Mamdani was critical about the state of politics across the world and the implications this has for Africa. He said Africans must understand the shift in the balance of power in the global space in order to reposition the continent as a formidable player in charge of its own destiny.

He argued that Africa is part of a global village and it must think differently; academics must foreground their approach to an African perspective.

He also took a swipe at South Africa, describing its immigration policy as inappropriate and blaming the government for its poor handling of violent attacks against African migrants living in the country.

Mamdami used the opportunity to express his views on the call for the decolonisation of university curricula as spearheaded by students. He urged students to continue fighting for decolonisation at institutions of higher learning and to start theorising about their own realities.

Think using our heads

“We must not only learn to think on our feet, but also think using our heads,” he said to loud cheers.

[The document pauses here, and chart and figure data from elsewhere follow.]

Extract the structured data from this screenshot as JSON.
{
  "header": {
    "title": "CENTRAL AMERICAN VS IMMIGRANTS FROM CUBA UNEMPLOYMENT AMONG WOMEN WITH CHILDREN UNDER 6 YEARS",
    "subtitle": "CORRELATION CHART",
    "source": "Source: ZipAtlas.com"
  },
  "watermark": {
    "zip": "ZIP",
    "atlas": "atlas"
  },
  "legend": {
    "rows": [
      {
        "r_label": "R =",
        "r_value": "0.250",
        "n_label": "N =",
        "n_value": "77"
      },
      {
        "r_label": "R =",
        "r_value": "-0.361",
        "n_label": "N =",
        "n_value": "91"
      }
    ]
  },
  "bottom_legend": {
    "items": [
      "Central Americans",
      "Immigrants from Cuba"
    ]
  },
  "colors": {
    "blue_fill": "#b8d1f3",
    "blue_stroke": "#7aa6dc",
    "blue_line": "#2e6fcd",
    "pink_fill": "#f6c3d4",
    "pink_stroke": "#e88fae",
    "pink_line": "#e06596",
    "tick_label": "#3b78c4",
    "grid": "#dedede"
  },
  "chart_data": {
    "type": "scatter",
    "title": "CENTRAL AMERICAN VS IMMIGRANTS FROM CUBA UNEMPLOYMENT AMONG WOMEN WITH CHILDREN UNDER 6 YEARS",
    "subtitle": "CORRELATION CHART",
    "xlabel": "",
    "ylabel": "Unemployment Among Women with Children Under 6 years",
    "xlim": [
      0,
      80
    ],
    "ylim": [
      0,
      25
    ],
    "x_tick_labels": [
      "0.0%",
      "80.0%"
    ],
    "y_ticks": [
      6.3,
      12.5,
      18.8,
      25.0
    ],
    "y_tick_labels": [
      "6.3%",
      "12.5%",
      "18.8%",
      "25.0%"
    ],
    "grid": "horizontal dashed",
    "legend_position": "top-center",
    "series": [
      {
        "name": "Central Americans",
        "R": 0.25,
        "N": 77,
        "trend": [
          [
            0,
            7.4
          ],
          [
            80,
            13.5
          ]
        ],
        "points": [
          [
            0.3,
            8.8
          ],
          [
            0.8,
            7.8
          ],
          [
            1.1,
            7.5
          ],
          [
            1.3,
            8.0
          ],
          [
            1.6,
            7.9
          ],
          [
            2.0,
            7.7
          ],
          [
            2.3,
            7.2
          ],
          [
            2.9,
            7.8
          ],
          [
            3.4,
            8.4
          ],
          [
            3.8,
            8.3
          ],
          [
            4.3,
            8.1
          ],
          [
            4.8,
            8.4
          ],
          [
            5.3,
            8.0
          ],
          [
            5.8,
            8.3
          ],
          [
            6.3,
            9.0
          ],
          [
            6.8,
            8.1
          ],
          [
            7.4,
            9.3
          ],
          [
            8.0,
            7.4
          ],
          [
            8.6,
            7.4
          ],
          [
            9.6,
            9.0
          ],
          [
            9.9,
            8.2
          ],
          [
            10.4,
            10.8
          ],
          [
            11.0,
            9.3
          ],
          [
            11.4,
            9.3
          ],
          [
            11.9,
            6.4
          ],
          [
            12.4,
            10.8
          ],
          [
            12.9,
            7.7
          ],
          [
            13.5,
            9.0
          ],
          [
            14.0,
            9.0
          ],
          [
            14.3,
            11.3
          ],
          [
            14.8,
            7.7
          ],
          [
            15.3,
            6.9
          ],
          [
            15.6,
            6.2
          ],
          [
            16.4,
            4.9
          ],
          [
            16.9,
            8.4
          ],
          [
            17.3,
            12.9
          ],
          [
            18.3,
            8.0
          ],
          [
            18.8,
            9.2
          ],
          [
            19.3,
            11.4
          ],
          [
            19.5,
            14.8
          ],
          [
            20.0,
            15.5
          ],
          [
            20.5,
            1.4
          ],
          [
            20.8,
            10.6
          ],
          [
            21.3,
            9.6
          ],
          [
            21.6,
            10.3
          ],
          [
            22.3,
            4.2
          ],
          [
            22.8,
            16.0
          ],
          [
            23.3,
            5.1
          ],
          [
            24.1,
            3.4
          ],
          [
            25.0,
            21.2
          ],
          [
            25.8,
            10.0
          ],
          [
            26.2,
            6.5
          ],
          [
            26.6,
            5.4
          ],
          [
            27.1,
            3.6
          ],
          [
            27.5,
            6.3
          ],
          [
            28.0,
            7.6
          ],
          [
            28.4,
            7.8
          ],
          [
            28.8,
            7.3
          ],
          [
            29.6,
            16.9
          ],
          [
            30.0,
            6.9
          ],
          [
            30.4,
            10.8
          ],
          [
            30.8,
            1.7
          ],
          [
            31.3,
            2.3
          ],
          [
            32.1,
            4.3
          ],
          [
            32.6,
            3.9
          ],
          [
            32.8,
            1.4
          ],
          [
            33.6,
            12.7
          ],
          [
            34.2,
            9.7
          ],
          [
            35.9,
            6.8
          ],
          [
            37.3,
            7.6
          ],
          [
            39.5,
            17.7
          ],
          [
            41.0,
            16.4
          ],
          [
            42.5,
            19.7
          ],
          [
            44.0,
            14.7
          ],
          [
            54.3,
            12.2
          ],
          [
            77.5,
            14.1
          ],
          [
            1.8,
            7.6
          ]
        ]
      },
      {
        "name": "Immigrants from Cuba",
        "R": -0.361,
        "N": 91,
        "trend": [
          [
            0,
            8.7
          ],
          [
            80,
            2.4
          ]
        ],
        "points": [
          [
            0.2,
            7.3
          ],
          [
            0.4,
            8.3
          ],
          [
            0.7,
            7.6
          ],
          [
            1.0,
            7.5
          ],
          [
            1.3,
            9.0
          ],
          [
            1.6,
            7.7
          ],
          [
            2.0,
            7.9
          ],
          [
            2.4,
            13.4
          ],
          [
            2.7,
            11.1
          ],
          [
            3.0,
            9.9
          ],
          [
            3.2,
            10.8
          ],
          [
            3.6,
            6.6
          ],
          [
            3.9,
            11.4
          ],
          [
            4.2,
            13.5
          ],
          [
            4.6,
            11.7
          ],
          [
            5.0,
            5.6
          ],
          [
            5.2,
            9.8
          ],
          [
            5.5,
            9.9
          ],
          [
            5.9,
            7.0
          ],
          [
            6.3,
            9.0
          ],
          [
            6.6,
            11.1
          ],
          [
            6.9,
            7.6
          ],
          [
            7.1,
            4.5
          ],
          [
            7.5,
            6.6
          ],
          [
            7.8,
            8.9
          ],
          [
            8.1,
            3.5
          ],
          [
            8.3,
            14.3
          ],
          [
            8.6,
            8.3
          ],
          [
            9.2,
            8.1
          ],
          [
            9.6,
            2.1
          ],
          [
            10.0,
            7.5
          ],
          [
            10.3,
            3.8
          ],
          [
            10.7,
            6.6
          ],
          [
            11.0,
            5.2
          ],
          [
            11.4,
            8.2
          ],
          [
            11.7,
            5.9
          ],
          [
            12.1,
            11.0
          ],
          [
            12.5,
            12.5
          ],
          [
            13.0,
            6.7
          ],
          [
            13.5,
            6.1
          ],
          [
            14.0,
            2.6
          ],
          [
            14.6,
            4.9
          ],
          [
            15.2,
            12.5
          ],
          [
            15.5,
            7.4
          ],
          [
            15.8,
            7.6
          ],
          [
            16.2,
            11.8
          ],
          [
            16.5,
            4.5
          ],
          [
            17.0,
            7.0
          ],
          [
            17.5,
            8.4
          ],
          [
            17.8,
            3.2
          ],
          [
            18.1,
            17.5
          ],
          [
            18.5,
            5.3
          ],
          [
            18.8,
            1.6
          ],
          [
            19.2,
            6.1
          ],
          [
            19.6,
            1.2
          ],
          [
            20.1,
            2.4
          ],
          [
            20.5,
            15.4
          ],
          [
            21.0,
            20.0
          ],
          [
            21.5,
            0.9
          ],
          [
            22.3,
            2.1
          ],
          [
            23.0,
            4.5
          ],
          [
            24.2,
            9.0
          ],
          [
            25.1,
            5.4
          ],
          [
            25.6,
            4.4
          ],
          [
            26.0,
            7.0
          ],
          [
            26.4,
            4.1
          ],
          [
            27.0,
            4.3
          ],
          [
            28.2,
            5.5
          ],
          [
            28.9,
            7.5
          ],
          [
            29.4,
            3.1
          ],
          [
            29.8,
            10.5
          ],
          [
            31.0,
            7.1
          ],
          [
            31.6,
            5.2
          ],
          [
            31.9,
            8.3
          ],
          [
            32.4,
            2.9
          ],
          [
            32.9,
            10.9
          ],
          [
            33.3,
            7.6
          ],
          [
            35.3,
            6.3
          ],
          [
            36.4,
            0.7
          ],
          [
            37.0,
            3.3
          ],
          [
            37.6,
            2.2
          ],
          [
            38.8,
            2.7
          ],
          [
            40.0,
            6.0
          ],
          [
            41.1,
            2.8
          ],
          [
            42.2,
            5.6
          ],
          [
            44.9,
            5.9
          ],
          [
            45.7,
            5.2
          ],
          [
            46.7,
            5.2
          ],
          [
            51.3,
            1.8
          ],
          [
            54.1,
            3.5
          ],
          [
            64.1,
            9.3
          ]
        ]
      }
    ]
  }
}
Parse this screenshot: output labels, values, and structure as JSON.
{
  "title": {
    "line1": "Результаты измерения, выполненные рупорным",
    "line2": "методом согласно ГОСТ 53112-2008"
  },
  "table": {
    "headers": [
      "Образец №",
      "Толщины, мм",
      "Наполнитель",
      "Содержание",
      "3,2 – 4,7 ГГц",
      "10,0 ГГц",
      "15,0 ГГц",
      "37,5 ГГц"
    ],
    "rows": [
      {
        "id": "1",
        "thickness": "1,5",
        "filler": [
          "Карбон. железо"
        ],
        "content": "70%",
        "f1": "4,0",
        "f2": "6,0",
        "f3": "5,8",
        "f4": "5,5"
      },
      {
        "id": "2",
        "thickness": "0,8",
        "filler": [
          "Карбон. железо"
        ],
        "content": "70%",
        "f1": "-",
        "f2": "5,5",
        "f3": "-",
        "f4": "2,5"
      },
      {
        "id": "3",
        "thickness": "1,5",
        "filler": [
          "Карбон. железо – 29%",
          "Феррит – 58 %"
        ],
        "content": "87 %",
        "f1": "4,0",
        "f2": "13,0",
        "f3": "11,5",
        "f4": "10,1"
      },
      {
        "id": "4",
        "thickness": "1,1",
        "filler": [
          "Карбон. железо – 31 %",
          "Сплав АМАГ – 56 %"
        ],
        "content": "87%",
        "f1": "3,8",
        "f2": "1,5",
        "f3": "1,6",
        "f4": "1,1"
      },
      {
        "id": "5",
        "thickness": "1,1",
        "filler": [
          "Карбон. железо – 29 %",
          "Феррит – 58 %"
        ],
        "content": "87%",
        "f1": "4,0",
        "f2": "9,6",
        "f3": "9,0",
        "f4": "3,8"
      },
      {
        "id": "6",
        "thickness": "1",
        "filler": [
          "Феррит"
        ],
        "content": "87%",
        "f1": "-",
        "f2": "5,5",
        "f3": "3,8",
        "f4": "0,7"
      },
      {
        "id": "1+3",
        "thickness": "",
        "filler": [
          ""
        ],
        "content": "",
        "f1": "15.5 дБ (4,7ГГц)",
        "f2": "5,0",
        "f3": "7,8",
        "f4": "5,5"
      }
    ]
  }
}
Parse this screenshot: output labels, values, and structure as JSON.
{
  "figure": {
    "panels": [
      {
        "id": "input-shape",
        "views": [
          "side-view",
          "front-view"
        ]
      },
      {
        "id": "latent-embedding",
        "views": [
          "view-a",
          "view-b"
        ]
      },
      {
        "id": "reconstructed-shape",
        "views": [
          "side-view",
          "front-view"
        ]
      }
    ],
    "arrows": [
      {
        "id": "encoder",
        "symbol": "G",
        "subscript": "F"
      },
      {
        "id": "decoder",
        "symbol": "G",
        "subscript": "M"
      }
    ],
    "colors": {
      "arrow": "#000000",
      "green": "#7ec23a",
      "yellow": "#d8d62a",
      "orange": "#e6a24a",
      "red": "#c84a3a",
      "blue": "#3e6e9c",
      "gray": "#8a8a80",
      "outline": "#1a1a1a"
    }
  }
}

Mamdami added that colonialism had come with the assumption that theory came from the West, and colonies had to take this Western theory and apply it. He said universities must construct new theories based on their own worlds, and create solutions and ideas based on their own communities, which will allow Africa to rise based on its own standards.

“Universities must be used as institutions where Africans are trained to theorise based on their communities and using local languages,” he said.

Prof Mahmood Mamdani argued that Africa is part of a global village and it must think differently; academics must foreground their approach to an African perspective.

Thabo Mbeki (patron of the Thabo Mbeki Foundation and Unisa Chancellor) added his thoughts to the discussion.

Speaking at the same event, Unisa Chancellor Thabo Mbeki cautioned that people should refuse to keep quiet when things go wrong. His warning appeared to be in reference to the ongoing trouble in the country and concerns about the direction South Africa is taking.

“Beware of assuming the sterile attitude of the spectator, for life is not a spectacle,” he said.

Prof Mandla Makhanya, Principal and Vice-Chancellor of Unisa, also bemoaned the state of affairs on the African continent. “I’m sure you will agree that in the short space of five months, 2017 has provided us with an endless supply of global, continental and national drama, intrigue and conflict, from Brexit to Trumpism to reluctant or overly zealous regime change on the continent,” he said.

The Vice-Chancellor said South Africa is not immune to the scandals that hit other African nations.

“We have our own soap operas right here at home, where citizens go to sleep every evening knowing that they are likely to wake up to a new and confounding episode every morning,” he said to loud applause.